This admission may seem odd given that this blog post is my 647th. I have never missed a Tuesday morning deadline in over 12 years. Writing provides me with contentment. I enjoy stumbling on just the right phrase or believing that I have communicated effectively.

So who am I to spout advice to high school seniors grappling with the dreaded “who are you” questions? Am I especially sensitive to their journey having lived it myself all those years ago? Am I qualified to pontificate based on having read not hundreds but thousands of essays over the succeeding decades? Has chatting with admissions officers for the past 38 years given me standing to advise? I hope so.
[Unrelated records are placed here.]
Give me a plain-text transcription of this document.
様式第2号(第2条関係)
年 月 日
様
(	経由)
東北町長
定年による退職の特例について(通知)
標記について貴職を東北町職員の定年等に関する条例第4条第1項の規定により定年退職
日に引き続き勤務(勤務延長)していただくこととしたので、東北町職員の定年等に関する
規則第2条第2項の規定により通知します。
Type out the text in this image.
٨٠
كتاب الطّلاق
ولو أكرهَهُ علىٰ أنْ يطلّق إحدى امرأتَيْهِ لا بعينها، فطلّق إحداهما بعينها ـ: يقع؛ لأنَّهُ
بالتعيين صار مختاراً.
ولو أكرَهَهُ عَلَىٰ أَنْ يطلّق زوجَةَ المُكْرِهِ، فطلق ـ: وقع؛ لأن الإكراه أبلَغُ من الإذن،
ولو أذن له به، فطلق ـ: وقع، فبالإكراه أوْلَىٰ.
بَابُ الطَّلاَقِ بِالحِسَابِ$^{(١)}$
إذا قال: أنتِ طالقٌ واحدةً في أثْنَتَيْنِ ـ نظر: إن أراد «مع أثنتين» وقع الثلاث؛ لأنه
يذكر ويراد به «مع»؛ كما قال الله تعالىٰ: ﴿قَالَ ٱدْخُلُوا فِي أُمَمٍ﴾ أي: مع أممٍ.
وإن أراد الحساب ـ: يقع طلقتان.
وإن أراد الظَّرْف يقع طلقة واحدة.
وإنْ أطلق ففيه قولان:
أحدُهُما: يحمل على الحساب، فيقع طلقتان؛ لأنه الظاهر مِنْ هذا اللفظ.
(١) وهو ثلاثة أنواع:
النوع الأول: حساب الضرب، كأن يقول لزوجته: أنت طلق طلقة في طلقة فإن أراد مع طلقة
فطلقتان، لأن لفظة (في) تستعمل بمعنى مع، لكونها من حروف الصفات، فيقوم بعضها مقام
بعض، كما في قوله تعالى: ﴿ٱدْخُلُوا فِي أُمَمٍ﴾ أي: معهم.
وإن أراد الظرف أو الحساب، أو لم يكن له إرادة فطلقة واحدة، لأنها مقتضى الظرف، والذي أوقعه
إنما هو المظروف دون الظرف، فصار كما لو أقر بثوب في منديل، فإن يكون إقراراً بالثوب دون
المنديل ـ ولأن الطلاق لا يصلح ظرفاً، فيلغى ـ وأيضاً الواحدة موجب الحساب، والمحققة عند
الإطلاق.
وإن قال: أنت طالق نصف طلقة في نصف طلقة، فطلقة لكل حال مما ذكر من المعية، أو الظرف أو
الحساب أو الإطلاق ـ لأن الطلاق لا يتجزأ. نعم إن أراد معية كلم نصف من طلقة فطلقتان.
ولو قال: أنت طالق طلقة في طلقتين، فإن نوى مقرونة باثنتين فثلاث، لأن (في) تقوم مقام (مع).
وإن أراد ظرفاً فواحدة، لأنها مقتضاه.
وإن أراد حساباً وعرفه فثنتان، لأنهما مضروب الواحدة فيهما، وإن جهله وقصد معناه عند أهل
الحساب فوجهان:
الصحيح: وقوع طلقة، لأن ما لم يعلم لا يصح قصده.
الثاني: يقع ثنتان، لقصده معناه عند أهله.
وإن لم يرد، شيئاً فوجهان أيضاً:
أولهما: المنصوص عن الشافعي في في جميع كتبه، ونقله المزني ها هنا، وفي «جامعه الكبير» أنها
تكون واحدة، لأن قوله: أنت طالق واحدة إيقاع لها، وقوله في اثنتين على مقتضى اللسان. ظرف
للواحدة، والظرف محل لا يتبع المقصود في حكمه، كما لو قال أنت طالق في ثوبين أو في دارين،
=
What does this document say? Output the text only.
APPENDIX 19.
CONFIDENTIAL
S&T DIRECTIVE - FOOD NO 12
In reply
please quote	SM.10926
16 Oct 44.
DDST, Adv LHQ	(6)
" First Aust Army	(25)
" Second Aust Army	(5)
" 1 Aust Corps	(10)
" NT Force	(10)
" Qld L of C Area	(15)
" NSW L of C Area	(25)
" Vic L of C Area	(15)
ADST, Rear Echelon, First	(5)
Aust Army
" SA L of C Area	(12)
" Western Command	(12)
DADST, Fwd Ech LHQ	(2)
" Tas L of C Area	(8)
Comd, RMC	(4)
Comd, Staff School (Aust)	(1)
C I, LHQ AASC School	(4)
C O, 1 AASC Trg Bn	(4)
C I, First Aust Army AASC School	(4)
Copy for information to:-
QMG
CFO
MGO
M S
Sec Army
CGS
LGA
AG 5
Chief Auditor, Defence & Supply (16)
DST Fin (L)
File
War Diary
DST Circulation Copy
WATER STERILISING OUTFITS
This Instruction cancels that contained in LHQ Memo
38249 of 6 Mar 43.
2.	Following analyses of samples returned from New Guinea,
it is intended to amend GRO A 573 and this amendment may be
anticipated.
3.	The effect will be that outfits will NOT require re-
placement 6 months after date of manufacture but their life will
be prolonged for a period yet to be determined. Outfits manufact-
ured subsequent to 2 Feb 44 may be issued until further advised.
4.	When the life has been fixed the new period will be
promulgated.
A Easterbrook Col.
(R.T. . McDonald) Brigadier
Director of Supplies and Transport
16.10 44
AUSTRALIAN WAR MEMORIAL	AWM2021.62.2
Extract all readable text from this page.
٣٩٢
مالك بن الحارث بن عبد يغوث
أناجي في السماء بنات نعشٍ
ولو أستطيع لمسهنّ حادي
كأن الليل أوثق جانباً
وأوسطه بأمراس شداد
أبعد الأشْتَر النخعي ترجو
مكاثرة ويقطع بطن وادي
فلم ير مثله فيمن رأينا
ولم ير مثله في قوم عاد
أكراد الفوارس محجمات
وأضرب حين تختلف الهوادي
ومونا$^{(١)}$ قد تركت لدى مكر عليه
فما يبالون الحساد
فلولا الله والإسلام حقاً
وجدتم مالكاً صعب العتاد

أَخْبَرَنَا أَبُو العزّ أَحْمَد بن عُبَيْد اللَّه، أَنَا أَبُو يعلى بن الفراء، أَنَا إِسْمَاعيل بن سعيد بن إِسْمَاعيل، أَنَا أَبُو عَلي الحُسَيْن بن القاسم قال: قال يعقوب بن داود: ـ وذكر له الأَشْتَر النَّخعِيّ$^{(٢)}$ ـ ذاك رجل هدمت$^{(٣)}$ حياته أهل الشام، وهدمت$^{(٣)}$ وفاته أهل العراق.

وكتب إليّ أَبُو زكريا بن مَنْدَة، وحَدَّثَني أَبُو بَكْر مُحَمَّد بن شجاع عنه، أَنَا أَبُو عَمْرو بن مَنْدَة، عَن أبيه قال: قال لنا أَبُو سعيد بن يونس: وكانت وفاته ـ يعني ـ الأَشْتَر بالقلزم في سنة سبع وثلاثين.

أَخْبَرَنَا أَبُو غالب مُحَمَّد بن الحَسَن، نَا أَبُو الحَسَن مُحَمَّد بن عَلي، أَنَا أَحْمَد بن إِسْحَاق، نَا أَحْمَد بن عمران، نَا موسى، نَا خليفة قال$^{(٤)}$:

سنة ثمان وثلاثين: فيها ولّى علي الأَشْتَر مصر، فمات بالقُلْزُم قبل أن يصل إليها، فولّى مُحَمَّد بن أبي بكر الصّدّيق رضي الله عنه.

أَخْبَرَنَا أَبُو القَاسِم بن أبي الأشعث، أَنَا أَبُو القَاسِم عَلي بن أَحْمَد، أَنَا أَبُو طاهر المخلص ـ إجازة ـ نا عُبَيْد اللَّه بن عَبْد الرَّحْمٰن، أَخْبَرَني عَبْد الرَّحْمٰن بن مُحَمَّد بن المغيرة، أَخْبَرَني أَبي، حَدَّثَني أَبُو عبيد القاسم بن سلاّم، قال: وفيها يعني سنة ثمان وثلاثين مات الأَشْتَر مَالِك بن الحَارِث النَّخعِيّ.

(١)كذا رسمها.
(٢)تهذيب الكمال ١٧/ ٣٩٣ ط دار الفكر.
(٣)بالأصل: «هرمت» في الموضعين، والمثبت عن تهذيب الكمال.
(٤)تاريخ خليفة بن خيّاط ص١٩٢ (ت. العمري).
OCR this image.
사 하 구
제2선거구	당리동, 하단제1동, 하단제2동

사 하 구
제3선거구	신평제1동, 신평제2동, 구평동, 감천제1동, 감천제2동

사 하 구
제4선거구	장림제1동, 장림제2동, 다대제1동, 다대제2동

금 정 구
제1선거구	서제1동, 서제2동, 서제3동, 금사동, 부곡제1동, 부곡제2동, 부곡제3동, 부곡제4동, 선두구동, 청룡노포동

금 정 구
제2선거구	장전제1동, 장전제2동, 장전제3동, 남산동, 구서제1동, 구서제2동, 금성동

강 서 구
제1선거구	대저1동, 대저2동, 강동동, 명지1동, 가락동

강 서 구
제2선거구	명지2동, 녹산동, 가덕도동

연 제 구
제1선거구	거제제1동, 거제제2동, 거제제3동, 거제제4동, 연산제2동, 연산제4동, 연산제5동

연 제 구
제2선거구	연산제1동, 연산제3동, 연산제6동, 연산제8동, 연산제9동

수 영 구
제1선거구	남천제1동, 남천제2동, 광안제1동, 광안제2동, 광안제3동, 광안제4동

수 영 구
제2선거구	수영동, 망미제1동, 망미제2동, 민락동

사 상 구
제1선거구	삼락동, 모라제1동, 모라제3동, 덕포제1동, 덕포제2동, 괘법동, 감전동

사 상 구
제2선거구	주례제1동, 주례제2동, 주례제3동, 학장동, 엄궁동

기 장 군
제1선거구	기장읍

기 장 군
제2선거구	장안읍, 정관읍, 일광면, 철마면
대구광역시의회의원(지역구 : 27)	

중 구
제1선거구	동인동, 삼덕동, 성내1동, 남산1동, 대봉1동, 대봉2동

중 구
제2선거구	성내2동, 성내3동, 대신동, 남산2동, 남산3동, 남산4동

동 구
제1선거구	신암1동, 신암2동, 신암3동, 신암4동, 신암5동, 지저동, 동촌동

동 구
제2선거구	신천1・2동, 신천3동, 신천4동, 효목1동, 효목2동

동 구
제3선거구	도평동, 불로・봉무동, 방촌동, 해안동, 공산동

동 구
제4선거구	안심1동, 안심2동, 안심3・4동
For what it’s worth, here is some gentle guidance:

  1. A softball player cannot both hit the ball and run to first base at the same time. If they run before swinging the bat, they get hit with the pitch and look silly. If they stand around after hitting rather than running, they will be thrown out. Similarly, you cannot both write and edit at once. There is an order, a process. The first job is to GET WORDS ON A PAGE. Nothing is more dreadful than a blank screen. THEN, when you have a bunch of thoughts in front of you, go ahead and edit. Editing comes second, is a separate procedure.
  2. “High school” is two words.
  3. The best essays are not necessarily the longest. Six hundred fifty words is the maximum, not the goal. Don’t overstay your welcome.
  4. TRY. NOT. TO. BE. TOO. HEAVY. The tone you’re looking for is light, pleasant, anecdotal, bordering on humorous. You trained hard and won the district wrestling tournament? Good for you. Now you have something to mention in the activities section.
  5. English is capitalized because there is a place called England. Math is not capitalized; there is no place called mathland.
  6. Disclose that which is personal. But not too much. Unlike a duck hanging in a restaurant window, you are entitled to your privacy.
  7. Relax and, to the extent possible, enjoy.
  8. Your kids are going to love reading what you came up with 30 years from now when they themselves are writing. Save copies.

Oh, and who is indeed reading admissions essays in 2022? Brilliant, judgmental, literary geniuses? Toni Morrison, John Irving, Dave Barry, and the ghost of Jane Austen? Not so much. John Milton? Not even close. Chances are your essays will be considered by a twenty-something “external reader” working for around $24/hour. They will be evaluating the earnest outpouring of your adolescent soul at the rate of about twenty essays an hour. (See Number 6 above.)